Siempre entonando el credo neoliberal, la crítica acentúa, como hecho
irrebatible, la alienación de la inversión privada como la causa del
estancamiento anterior y la tragedia venidera. El consternado señor Luis
Rubio ( Reforma, domingo 26) insiste en su ritornelo
monotemático: la ausencia gubernamental de estrategia de desarrollo. Y
vuelve, sobre trigo ya levantado, a pronosticar, impertérrito, la
tormenta perfecta que sobrevendrá. A ello le adjunta, sin bases, el
riesgo en el suministro de energéticos. Esto en violenta oposición al
programa presidencial de aumentar –como está sucediendo– la producción
de crudo y derivados al tiempo que se sostienen precios de la energía
por debajo de la inflación. Las inversiones en ejecución de CFE y en
Pemex (Dos Bocas incluida) son, para este tipo de comentaristas y, sin
bases de sostén, contraproducentes. O, también achacar al gasto
gubernamental el conocido calificativo de improductivo; es decir, los
programas sociales predilectos del poder con sus efectos nocivos en el
crecimiento. Un grotesco desvío de recursos que, según este tipo de
personajes, deberían estacionarse mejor en la buchaca de los poderosos
que son, lo aseguran con acento grave, los generadores de riqueza.
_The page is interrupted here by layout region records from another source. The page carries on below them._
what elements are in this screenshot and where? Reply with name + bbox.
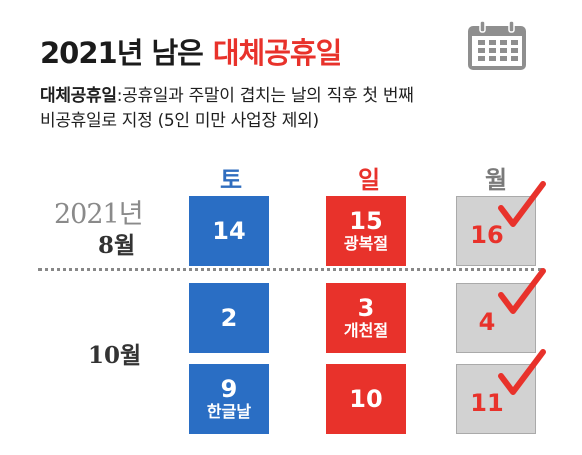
calendar-icon — [468, 20, 526, 70]
description-term: 대체공휴일 — [40, 86, 117, 106]
day-number: 3 — [357, 294, 375, 322]
description-line2: 비공휴일로 지정 (5인 미만 사업장 제외) — [40, 111, 319, 131]
month-label-august: 8월 — [98, 232, 136, 259]
day-number: 14 — [212, 217, 246, 245]
page-title: 2021년 남은 대체공휴일 — [40, 30, 342, 72]
cell-sunday-oct3: 3 개천절 — [326, 283, 406, 353]
day-number: 15 — [349, 207, 383, 235]
month-label-october: 10월 — [88, 342, 142, 369]
day-number: 9 — [220, 375, 238, 403]
header-monday: 월 — [484, 166, 508, 194]
cell-saturday-oct2: 2 — [189, 283, 269, 353]
day-number: 11 — [470, 389, 504, 417]
holiday-name: 한글날 — [206, 402, 252, 421]
year-label: 2021년 — [54, 199, 144, 230]
day-number: 16 — [470, 221, 504, 249]
day-number: 2 — [220, 304, 238, 332]
cell-sunday-oct10: 10 — [326, 364, 406, 434]
holiday-name: 개천절 — [343, 321, 389, 340]
cell-saturday-aug14: 14 — [189, 196, 269, 266]
month-divider — [38, 268, 542, 271]
header-saturday: 토 — [219, 166, 243, 194]
description: 대체공휴일:공휴일과 주말이 겹치는 날의 직후 첫 번째 비공휴일로 지정 (… — [40, 84, 414, 134]
title-main: 2021년 남은 — [40, 36, 204, 70]
checkmark-icon — [498, 268, 546, 314]
cell-monday-aug16: 16 — [456, 196, 536, 266]
checkmark-icon — [498, 181, 546, 227]
checkmark-icon — [498, 349, 546, 395]
cell-sunday-aug15: 15 광복절 — [326, 196, 406, 266]
day-number: 4 — [478, 308, 496, 336]
day-number: 10 — [349, 385, 383, 413]
description-line1: :공휴일과 주말이 겹치는 날의 직후 첫 번째 — [116, 86, 414, 106]
title-highlight: 대체공휴일 — [212, 36, 342, 70]
holiday-name: 광복절 — [343, 234, 389, 253]
header-sunday: 일 — [357, 166, 381, 194]
cell-saturday-oct9: 9 한글날 — [189, 364, 269, 434]
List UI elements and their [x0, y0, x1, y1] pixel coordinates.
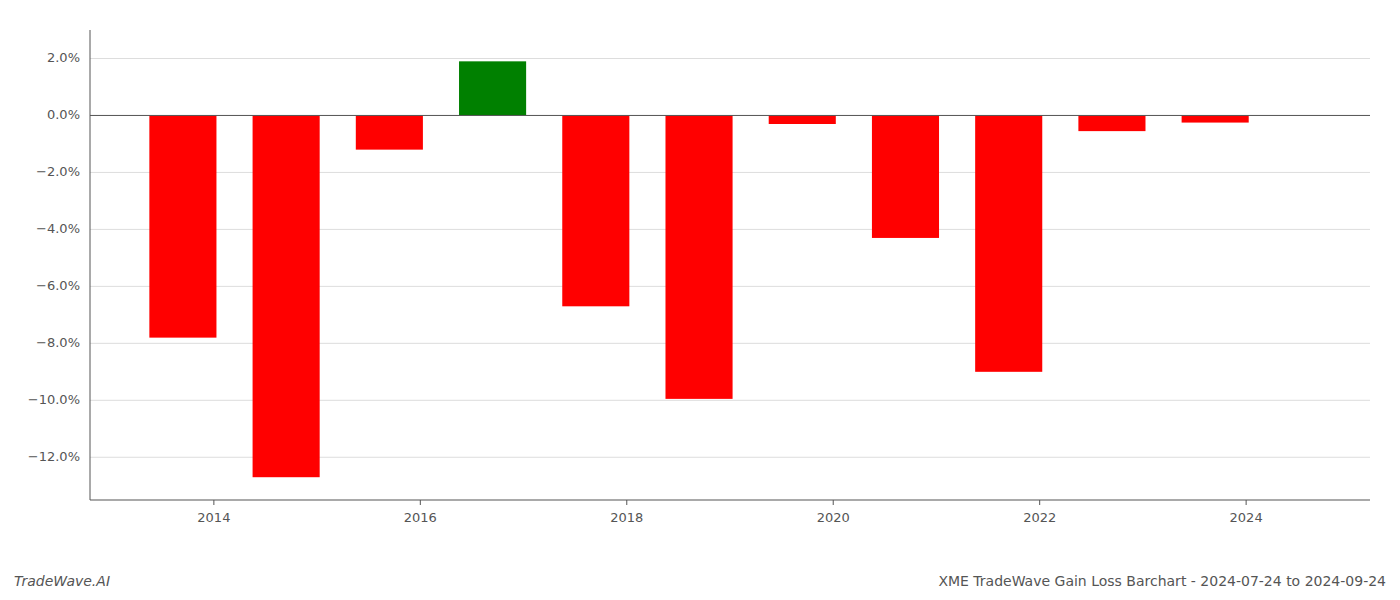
watermark: TradeWave.AI [14, 573, 110, 589]
x-tick-label: 2016 [404, 510, 437, 525]
y-tick-label: −12.0% [28, 449, 80, 464]
bars [149, 61, 1248, 477]
x-tick-label: 2014 [197, 510, 230, 525]
x-tick-label: 2024 [1230, 510, 1263, 525]
grid-line [90, 58, 1370, 59]
x-tick-label: 2018 [610, 510, 643, 525]
bar [872, 115, 939, 237]
y-tick-label: 2.0% [47, 50, 80, 65]
x-tick [1039, 500, 1040, 505]
x-tick [626, 500, 627, 505]
zero-line [90, 115, 1370, 116]
bar [1182, 115, 1249, 122]
y-tick-label: −4.0% [36, 221, 80, 236]
x-tick [1246, 500, 1247, 505]
x-tick-label: 2020 [817, 510, 850, 525]
bar [356, 115, 423, 149]
y-tick-label: −8.0% [36, 335, 80, 350]
y-tick-label: 0.0% [47, 107, 80, 122]
chart-svg: −12.0% −10.0% −8.0% −6.0% −4.0% −2.0% 0.0% 2.0%… [0, 0, 1400, 600]
x-tick [833, 500, 834, 505]
bar [665, 115, 732, 398]
y-tick-label: −6.0% [36, 278, 80, 293]
grid-line [90, 115, 1370, 116]
y-axis-line [90, 30, 91, 500]
chart-container: −12.0% −10.0% −8.0% −6.0% −4.0% −2.0% 0.0% 2.0%… [0, 0, 1400, 600]
x-tick-label: 2022 [1023, 510, 1056, 525]
x-tick-labels: 2014 2016 2018 2020 2022 2024 [197, 500, 1262, 525]
bar [769, 115, 836, 124]
bar [253, 115, 320, 477]
bar [562, 115, 629, 306]
x-tick [420, 500, 421, 505]
x-axis-line [90, 499, 1370, 500]
y-tick-label: −2.0% [36, 164, 80, 179]
x-tick [213, 500, 214, 505]
bar [459, 61, 526, 115]
bar [975, 115, 1042, 371]
y-tick-label: −10.0% [28, 392, 80, 407]
bar [149, 115, 216, 337]
y-tick-labels: −12.0% −10.0% −8.0% −6.0% −4.0% −2.0% 0.0% 2.0% [28, 50, 80, 464]
bar [1078, 115, 1145, 131]
chart-title: XME TradeWave Gain Loss Barchart - 2024-… [938, 573, 1386, 589]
El gobierno de la República ha puesto varios programas en juego. Uno
desde el Ejecutivo que de inmediato se desvalora y ningunea, simplemente
porque así lo dictan sus cortos alcances. Se olvida que es el meollo
del mandato popular de dirigirse a los relegados de siempre. Otro desde
el Banco de México que ampara, al menos de palabra, el apoyo de pequeñas
y medianas empresas. Este flujo de liquidez al sistema bancario es
masivo, 750 mil millones de pesos. Se pondrá así en suerte a la banca
nacional que tendrá que canalizar, con responsabilidad y eficiencia,
esta enorme suma de recursos. Y deberá hacerlo sin desviaciones hacia la
especulación o para endeudar, aún más, a la clase media con intereses
leoninos de tarjetas o de préstamos personales. Los riesgos inherentes a
estos créditos tendrán que ser asumidos por la banca, con auxilio de
sus apoyos publicitarios y de investigación. Aunque ya andan en busca de
protecciones adicionales: garantías de la banca de desarrollo.